There's that patchwork barn from my road trip of a week or so ago. Really the dreamy light does not do it justice. Can you imagine how many pizzas that rancher had to buy for the teenagers who painstakingly used all the oops paint in a creative manner? (Imagine with me, if you will. 'Cause I don't know anything about this barn or its owner other than it made my girls and me smile and wonder and make up fun stories about its quirky paint job.)
Outside my window the forget-me-nots and lilacs have upstaged the fading show of daffodils and tulips. Daisies and columbines wait in the wings for the next act. This springtime is gorgeous in our area, and I'm almost feeling guilty because I know so many are suffering through floods and severe weather patterns. Friends of ours who are serving in the earthquake recovery of Port-Au-Prince, Haiti are already experiencing punishing heat. Other friends are just now driving home to Oregon from storm ravaged Kentucky. The news from around the world is bleak. The radio and television stations are talking about the end of the world and they're not singing lyrics from a pop song when they do so.
The African violets on my windowsill have nothing to do with the parade of blooms outside, with my continuing barn obsession nor with the darting hummingbirds nor mounting projects stacked on my sewing table.
And, honestly. My faith has nothing to do with predicting whether tomorrow is the beginning of the end of the world. I hesitate to say any of this for the record, on the world wide web. But my faith is in the thin vein of beauty and truth, an ore much more precious than a prediction of dire circumstances on a certain date.
My God is a God of mercy and, yes, I hope you know Him too. I hope that judgment day is not a reason for fear for you because none of us can achieve the standard but through grace. Amazing grace.
My pantry is full and, yes, I hope yours is too. But I hope you aren't just hoarding water and canned goods for a catastrophe but rather thoughtfully planning how to take care of yourself and your family and your neighbors if need be.
Oh I so rarely get on a soapbox here but I can feel myself stepping up there now.
I read on a web site today about how much food to store per person for certain periods of time, making my notes and commenting to myself how similar the lists were to the provisions the pioneers must have packed for their westward journeys. And right after I found myself nodding with the web site's writer, I read that I should instruct my family to never, under any circumstances, disclose that we have stored food for emergencies.
Because I want you to know, my real and virtual neighbors alike, that what I have I will share. That whatever we can do for one another in the event of an earthquake or storm or financial hardship is what we should do.
It's obviously easy to say this from my comfortable chair in front of my computer screen, electricity humming and refrigerator full, children tucked in and husband reading by the sound of the Giants game on the radio.
I have a comfortable chair, a comfortable life. I'm guessing you do too.

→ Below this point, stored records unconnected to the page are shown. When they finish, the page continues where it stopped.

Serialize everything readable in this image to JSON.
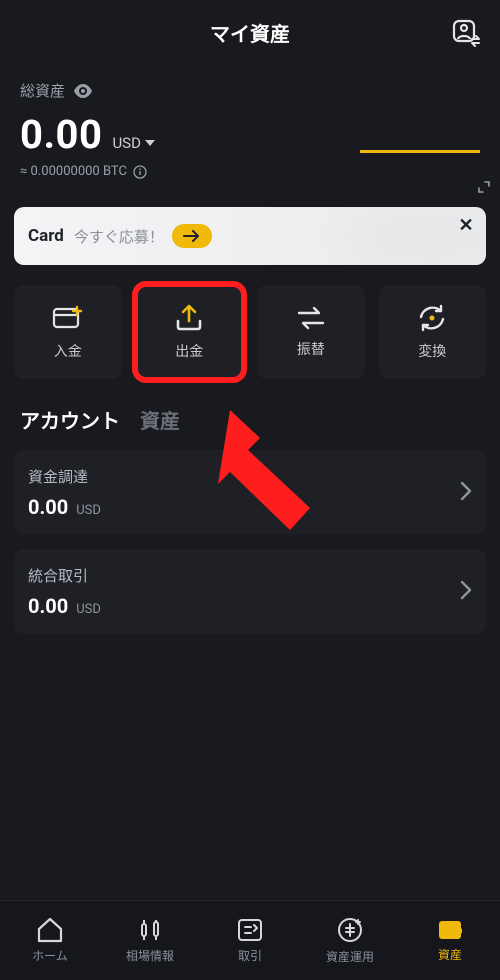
{
  "header": {
    "title": "マイ資産"
  },
  "total": {
    "label": "総資産",
    "amount": "0.00",
    "currency": "USD",
    "btc_line": "≈ 0.00000000 BTC"
  },
  "card_banner": {
    "label": "Card",
    "sub": "今すぐ応募！"
  },
  "actions": [
    {
      "label": "入金"
    },
    {
      "label": "出金"
    },
    {
      "label": "振替"
    },
    {
      "label": "変換"
    }
  ],
  "tabs": {
    "accounts": "アカウント",
    "assets": "資産"
  },
  "accounts": [
    {
      "title": "資金調達",
      "amount": "0.00",
      "ccy": "USD"
    },
    {
      "title": "統合取引",
      "amount": "0.00",
      "ccy": "USD"
    }
  ],
  "nav": [
    {
      "label": "ホーム"
    },
    {
      "label": "相場情報"
    },
    {
      "label": "取引"
    },
    {
      "label": "資産運用"
    },
    {
      "label": "資産"
    }
  ]
}
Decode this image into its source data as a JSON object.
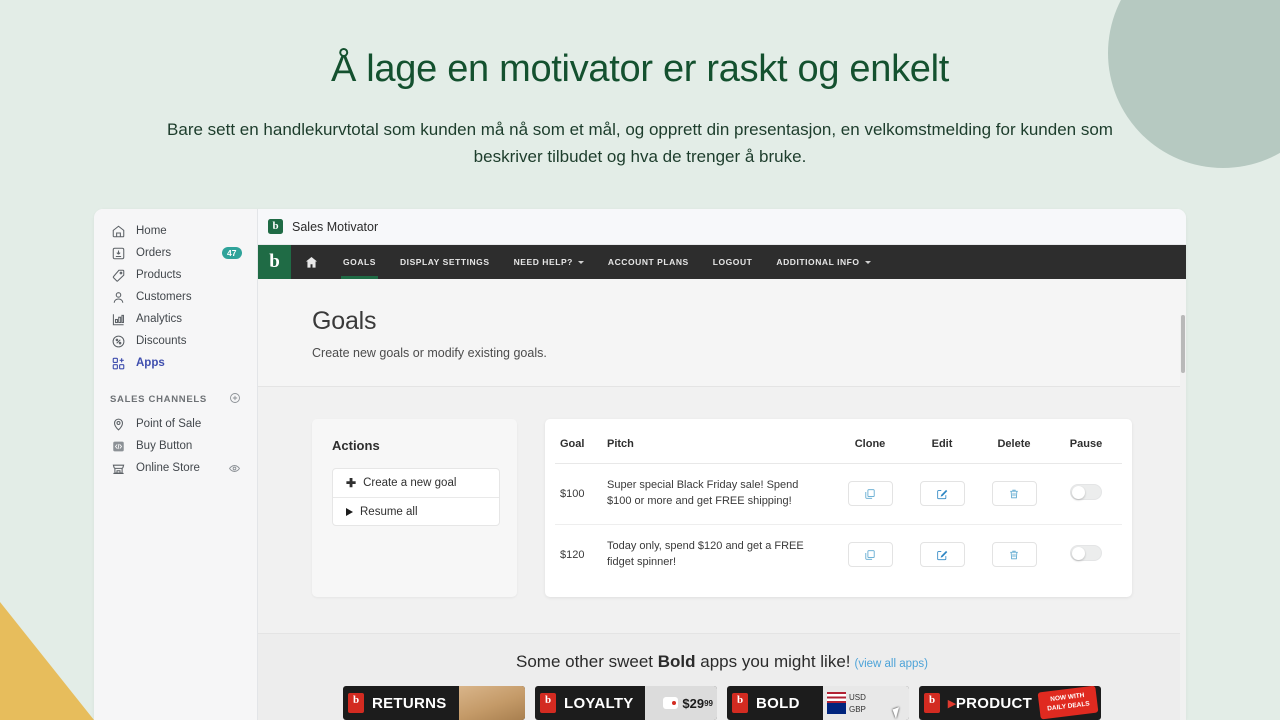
{
  "hero": {
    "headline": "Å lage en motivator er raskt og enkelt",
    "subhead": "Bare sett en handlekurvtotal som kunden må nå som et mål, og opprett din presentasjon, en velkomstmelding for kunden som beskriver tilbudet og hva de trenger å bruke.",
    "headline_color": "#14512f",
    "background_color": "#e3ede7",
    "circle_color": "#b6c9c1",
    "triangle_color": "#e7bd5c"
  },
  "sidebar": {
    "items": [
      {
        "label": "Home",
        "icon": "home-icon",
        "badge": ""
      },
      {
        "label": "Orders",
        "icon": "orders-icon",
        "badge": "47"
      },
      {
        "label": "Products",
        "icon": "products-tag-icon",
        "badge": ""
      },
      {
        "label": "Customers",
        "icon": "customers-icon",
        "badge": ""
      },
      {
        "label": "Analytics",
        "icon": "analytics-bars-icon",
        "badge": ""
      },
      {
        "label": "Discounts",
        "icon": "discounts-icon",
        "badge": ""
      },
      {
        "label": "Apps",
        "icon": "apps-grid-icon",
        "badge": ""
      }
    ],
    "section_title": "SALES CHANNELS",
    "add_channel_icon": "plus-circle-icon",
    "channels": [
      {
        "label": "Point of Sale",
        "icon": "location-pin-icon"
      },
      {
        "label": "Buy Button",
        "icon": "code-brackets-icon"
      },
      {
        "label": "Online Store",
        "icon": "storefront-icon",
        "trailing_icon": "eye-icon"
      }
    ],
    "active_item": "Apps",
    "active_color": "#3f4eae",
    "badge_color": "#2fa39a"
  },
  "app": {
    "title": "Sales Motivator",
    "logo_letter": "b",
    "logo_color": "#1f6b45",
    "nav": {
      "home_icon": "home-icon",
      "links": [
        {
          "label": "GOALS",
          "caret": false,
          "active": true
        },
        {
          "label": "DISPLAY SETTINGS",
          "caret": false,
          "active": false
        },
        {
          "label": "NEED HELP?",
          "caret": true,
          "active": false
        },
        {
          "label": "ACCOUNT PLANS",
          "caret": false,
          "active": false
        },
        {
          "label": "LOGOUT",
          "caret": false,
          "active": false
        },
        {
          "label": "ADDITIONAL INFO",
          "caret": true,
          "active": false
        }
      ]
    },
    "page": {
      "title": "Goals",
      "subtitle": "Create new goals or modify existing goals."
    },
    "actions": {
      "title": "Actions",
      "create_label": "Create a new goal",
      "create_icon": "plus-icon",
      "resume_label": "Resume all",
      "resume_icon": "play-icon"
    },
    "table": {
      "columns": [
        "Goal",
        "Pitch",
        "Clone",
        "Edit",
        "Delete",
        "Pause"
      ],
      "rows": [
        {
          "goal": "$100",
          "pitch": "Super special Black Friday sale! Spend $100 or more and get FREE shipping!",
          "clone_icon": "copy-icon",
          "edit_icon": "pencil-square-icon",
          "delete_icon": "trash-icon",
          "pause_state": "off"
        },
        {
          "goal": "$120",
          "pitch": "Today only, spend $120 and get a FREE fidget spinner!",
          "clone_icon": "copy-icon",
          "edit_icon": "pencil-square-icon",
          "delete_icon": "trash-icon",
          "pause_state": "off"
        }
      ],
      "action_icon_color": "#5ba7cf"
    },
    "promo": {
      "title_pre": "Some other sweet ",
      "title_bold": "Bold",
      "title_post": " apps you might like!",
      "link": "(view all apps)",
      "link_color": "#4da3d8",
      "cards": [
        {
          "name": "RETURNS",
          "art": "box"
        },
        {
          "name": "LOYALTY",
          "art": "price",
          "price": "$29",
          "price_cents": "99"
        },
        {
          "name": "BOLD",
          "art": "currency",
          "currency_a": "USD",
          "currency_b": "GBP"
        },
        {
          "name": "PRODUCT",
          "art": "badge",
          "badge_line1": "NOW WITH",
          "badge_line2": "DAILY DEALS"
        }
      ]
    }
  }
}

But I never want to be so comfortable that I forget that some others are decidedly not. I want to share my comfort, my knowledge of God's mercy and grace, before others are frightened into a judgment day panic mode just as I want to share my pantry's contents with a hungry neighbor.
Take care, dear readers and neighbors. And as you're driving through the countryside of life, imagining the motivations and small joys of your fellow man, remember too their likely pains and trials as they too try to gather beauty in a sometimes ugly world.
I don't think tomorrow is the beginning of the end. But I do think we should live like it is. Not with fear nor with secrecy but with confidence and compassion. I think we should, I should, be willing to be a little less comfortable while it's still an easy choice. I think I should (because I know you don't come here for the preaching) place more emphasis on the bits of beauty, the patchwork-painted barns and the blooming violets and the play dough parties, because they are my icons for the joy of the world, for the hope of grace and glory amidst difficulty and strife. A true icon is very different from an idol; an icon points us to a larger truth while an idol, of course, is a substitute for the Truth.
May you find Truth and beauty and rest this weekend.